A Unified Label-Aware Contrastive Learning Framework for Few-Shot Named Entity Recognition
Haojie Zhang, Yimeng Zhuang
TL;DR
The paper addresses the challenge of few-shot NER by combining label semantics with contrastive learning. It introduces a unified framework that appends natural-language label suffixes to context prompts and optimizes both context-context and context-label contrasts, using a projection head to map to Gaussian embeddings and enabling nearest-neighbor inference at test. Empirical results across OntoNotes, CoNLL'03, WNUT'17, GUM, I2B2, and FEW-NERD show state-of-the-art micro-F1 gains with strong transfer performance and robust contextual representations. Ablation and visualization analyses attribute the gains to improved discriminative context representations and effective use of label semantics, demonstrating the method’s versatility and potential for extension to other token-level tasks and zero-shot scenarios.
Abstract
Few-shot Named Entity Recognition (NER) aims to extract named entities using only a limited number of labeled examples.

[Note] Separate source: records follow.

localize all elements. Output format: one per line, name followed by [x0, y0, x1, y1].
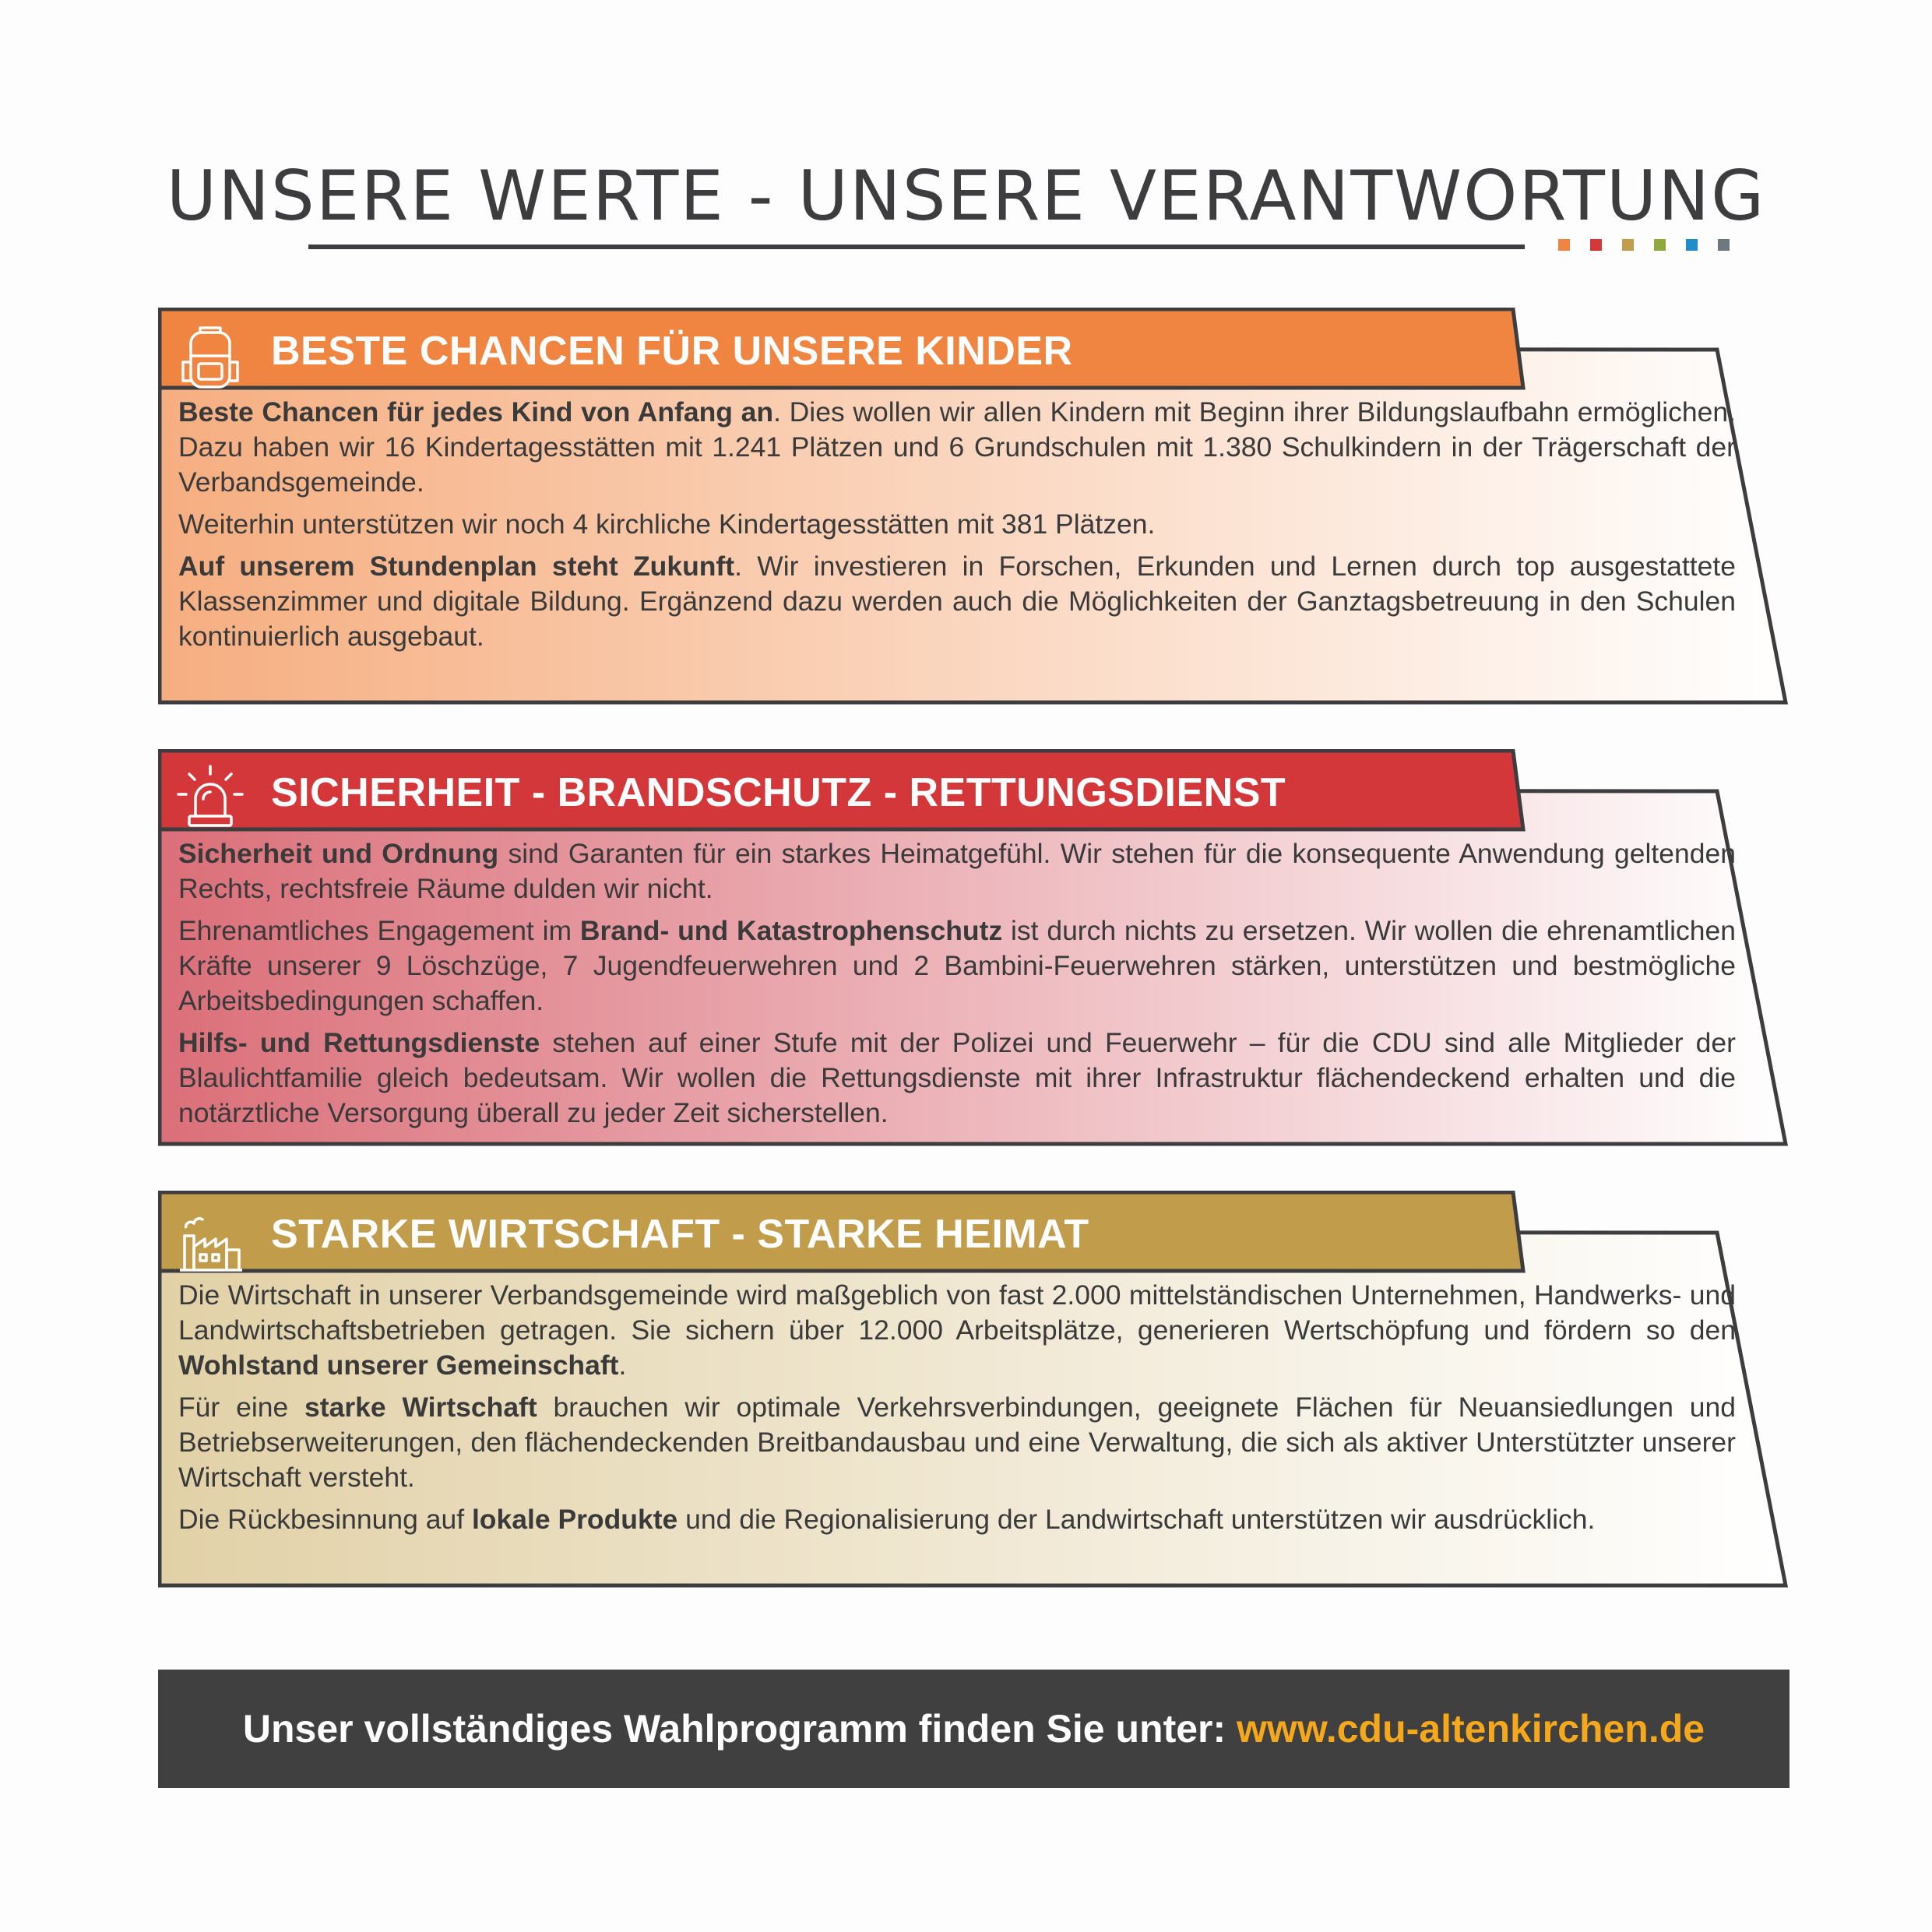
siren-icon [175, 763, 245, 833]
section-heading: BESTE CHANCEN FÜR UNSERE KINDER [271, 329, 1073, 374]
bold-text: Sicherheit und Ordnung [178, 838, 499, 869]
backpack-icon [175, 322, 245, 392]
paragraph [178, 507, 1736, 542]
section-kinder [158, 308, 1789, 705]
title-underline [308, 245, 1525, 249]
bold-text: lokale Produkte [471, 1504, 678, 1535]
color-dot [1590, 239, 1602, 251]
section-body [178, 1278, 1736, 1544]
color-dots [1558, 239, 1730, 251]
color-dot [1686, 239, 1698, 251]
factory-icon [175, 1205, 245, 1275]
paragraph [178, 1390, 1736, 1495]
color-dot [1718, 239, 1730, 251]
footer-banner [158, 1670, 1789, 1788]
color-dot [1622, 239, 1634, 251]
text-run: Die Wirtschaft in unserer Verbandsgemeinde wird maßgeblich von fast 2.000 mittelständischen Unternehmen, Handwerks- und Landwirtschaftsbetrieben getragen. Sie sichern über 12.000 Arbeitsplätze, generieren Wertschöpfung und fördern so den [178, 1279, 1736, 1346]
text-run: Die Rückbesinnung auf [178, 1504, 472, 1535]
footer-label: Unser vollständiges Wahlprogramm finden Sie unter: [242, 1707, 1237, 1751]
section-heading: STARKE WIRTSCHAFT - STARKE HEIMAT [271, 1212, 1089, 1257]
footer-text [243, 1706, 1705, 1751]
section-wirtschaft [158, 1191, 1789, 1588]
text-run: brauchen wir optimale Verkehrsverbindungen, geeignete Flächen für Neuansiedlungen und Betriebserweiterungen, den flächendeckenden Breitbandausbau und eine Verwaltung, die sich als aktiver Unterstützter unserer Wirtschaft versteht. [178, 1392, 1736, 1493]
text-run: . [618, 1350, 627, 1381]
page-title: UNSERE WERTE - UNSERE VERANTWORTUNG [166, 156, 1766, 236]
bold-text: Brand- und Katastrophenschutz [579, 915, 1003, 946]
color-dot [1654, 239, 1666, 251]
bold-text: Hilfs- und Rettungsdienste [178, 1027, 540, 1058]
text-run: stehen auf einer Stufe mit der Polizei und Feuerwehr – für die CDU sind alle Mitglieder der Blaulichtfamilie gleich bedeutsam. Wir wollen die Rettungsdienste mit ihrer Infrastruktur flächendeckend erhalten und die notärztliche Versorgung überall zu jeder Zeit sicherstellen. [178, 1027, 1736, 1128]
section-heading: SICHERHEIT - BRANDSCHUTZ - RETTUNGSDIENST [271, 770, 1286, 815]
text-run: Weiterhin unterstützen wir noch 4 kirchliche Kindertagesstätten mit 381 Plätzen. [178, 509, 1156, 540]
bold-text: starke Wirtschaft [304, 1392, 537, 1423]
section-body [178, 836, 1736, 1138]
paragraph [178, 1278, 1736, 1383]
bold-text: Auf unserem Stundenplan steht Zukunft [178, 551, 735, 582]
paragraph [178, 836, 1736, 906]
text-run: ist durch nichts zu ersetzen. Wir wollen die ehrenamtlichen Kräfte unserer 9 Löschzüge, 7 Jugendfeuerwehren und 2 Bambini-Feuerwehren stärken, unterstützen und bestmögliche Arbeitsbedingungen schaffen. [178, 915, 1737, 1016]
color-dot [1558, 239, 1570, 251]
text-run: Ehrenamtliches Engagement im [178, 915, 580, 946]
paragraph [178, 1502, 1736, 1537]
text-run: . Dies wollen wir allen Kindern mit Beginn ihrer Bildungslaufbahn ermöglichen. Dazu haben wir 16 Kindertagesstätten mit 1.241 Plätzen und 6 Grundschulen mit 1.380 Schulkindern in der Trägerschaft der Verbandsgemeinde. [178, 396, 1736, 498]
paragraph [178, 395, 1736, 500]
paragraph [178, 913, 1736, 1019]
text-run: sind Garanten für ein starkes Heimatgefühl. Wir stehen für die konsequente Anwendung geltenden Rechts, rechtsfreie Räume dulden wir nicht. [178, 838, 1736, 904]
text-run: Für eine [178, 1392, 305, 1423]
text-run: . Wir investieren in Forschen, Erkunden und Lernen durch top ausgestattete Klassenzimmer und digitale Bildung. Ergänzend dazu werden auch die Möglichkeiten der Ganztagsbetreuung in den Schulen kontinuierlich ausgebaut. [178, 551, 1737, 652]
bold-text: Wohlstand unserer Gemeinschaft [178, 1350, 619, 1381]
text-run: und die Regionalisierung der Landwirtschaft unterstützen wir ausdrücklich. [677, 1504, 1596, 1535]
paragraph [178, 549, 1736, 654]
website-link[interactable]: www.cdu-altenkirchen.de [1237, 1707, 1705, 1751]
section-body [178, 395, 1736, 661]
bold-text: Beste Chancen für jedes Kind von Anfang an [178, 396, 774, 428]
section-sicherheit [158, 749, 1789, 1146]
paragraph [178, 1026, 1736, 1131]
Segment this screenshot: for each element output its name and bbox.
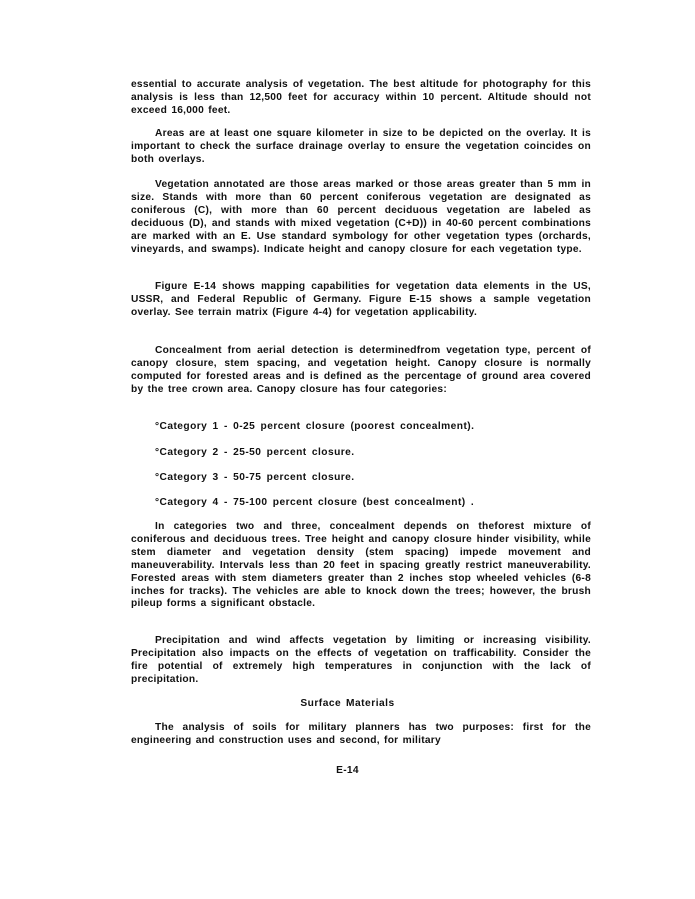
page-number: E-14 (336, 765, 359, 776)
category-3-item: °Category 3 - 50-75 percent closure. (155, 472, 355, 483)
paragraph-mapping-capabilities: Figure E-14 shows mapping capabilities for vegetation data elements in the US, USSR, and Federal Republic of Germany. Figure E-15 shows a sample vegetation overlay. See terrain matrix (Figure 4-4) for vegetation applicability. (131, 281, 591, 318)
paragraph-precipitation: Precipitation and wind affects vegetation by limiting or increasing visibility. Precipitation also impacts on the effects of vegetation on trafficability. Consider the fire potential of extremely high temperatures in conjunction with the lack of precipitation. (131, 635, 591, 685)
category-1-item: °Category 1 - 0-25 percent closure (poorest concealment). (155, 421, 475, 432)
paragraph-forest-mixture: In categories two and three, concealment depends on theforest mixture of coniferous and deciduous trees. Tree height and canopy closure hinder visibility, while stem diameter and vegetation density (stem spacing) impede movement and maneuverability. Intervals less than 20 feet in spacing greatly restrict maneuverability. Forested areas with stem diameters greater than 2 inches stop wheeled vehicles (6-8 inches for tracks). The vehicles are able to knock down the trees; however, the brush pileup forms a significant obstacle. (131, 521, 591, 610)
category-4-item: °Category 4 - 75-100 percent closure (best concealment) . (155, 497, 475, 508)
section-heading-surface-materials: Surface Materials (300, 698, 395, 709)
category-2-item: °Category 2 - 25-50 percent closure. (155, 447, 355, 458)
paragraph-soil-analysis: The analysis of soils for military planners has two purposes: first for the engineering and construction uses and second, for military (131, 722, 591, 746)
paragraph-overlay-size: Areas are at least one square kilometer in size to be depicted on the overlay. It is important to check the surface drainage overlay to ensure the vegetation coincides on both overlays. (131, 128, 591, 165)
paragraph-vegetation-annotation: Vegetation annotated are those areas marked or those areas greater than 5 mm in size. Stands with more than 60 percent coniferous vegetation are designated as coniferous (C), with more than 60 percent deciduous vegetation are labeled as deciduous (D), and stands with mixed vegetation (C+D)) in 40-60 percent combinations are marked with an E. Use standard symbology for other vegetation types (orchards, vineyards, and swamps). Indicate height and canopy closure for each vegetation type. (131, 179, 591, 255)
paragraph-vegetation-altitude: essential to accurate analysis of vegetation. The best altitude for photography for this analysis is less than 12,500 feet for accuracy within 10 percent. Altitude should not exceed 16,000 feet. (131, 79, 591, 116)
paragraph-concealment: Concealment from aerial detection is determinedfrom vegetation type, percent of canopy closure, stem spacing, and vegetation height. Canopy closure is normally computed for forested areas and is defined as the percentage of ground area covered by the tree crown area. Canopy closure has four categories: (131, 345, 591, 395)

Existing contrastive learning methods often suffer from insufficient distinguishability in context vector representation because they either solely rely on label semantics or completely disregard them. To tackle this issue, we propose a unified label-aware token-level contrastive learning framework. Our approach enriches the context by utilizing label semantics as suffix prompts. Additionally, it simultaneously optimizes context-context and context-label contrastive learning objectives to enhance generalized discriminative contextual representations.Extensive experiments on various traditional test domains (OntoNotes, CoNLL'03, WNUT'17, GUM, I2B2) and the large-scale few-shot NER dataset (FEWNERD) demonstrate the effectiveness of our approach. It outperforms prior state-of-the-art models by a significant margin, achieving an average absolute gain of 7% in micro F1 scores across most scenarios. Further analysis reveals that our model benefits from its powerful transfer capability and improved contextual representations.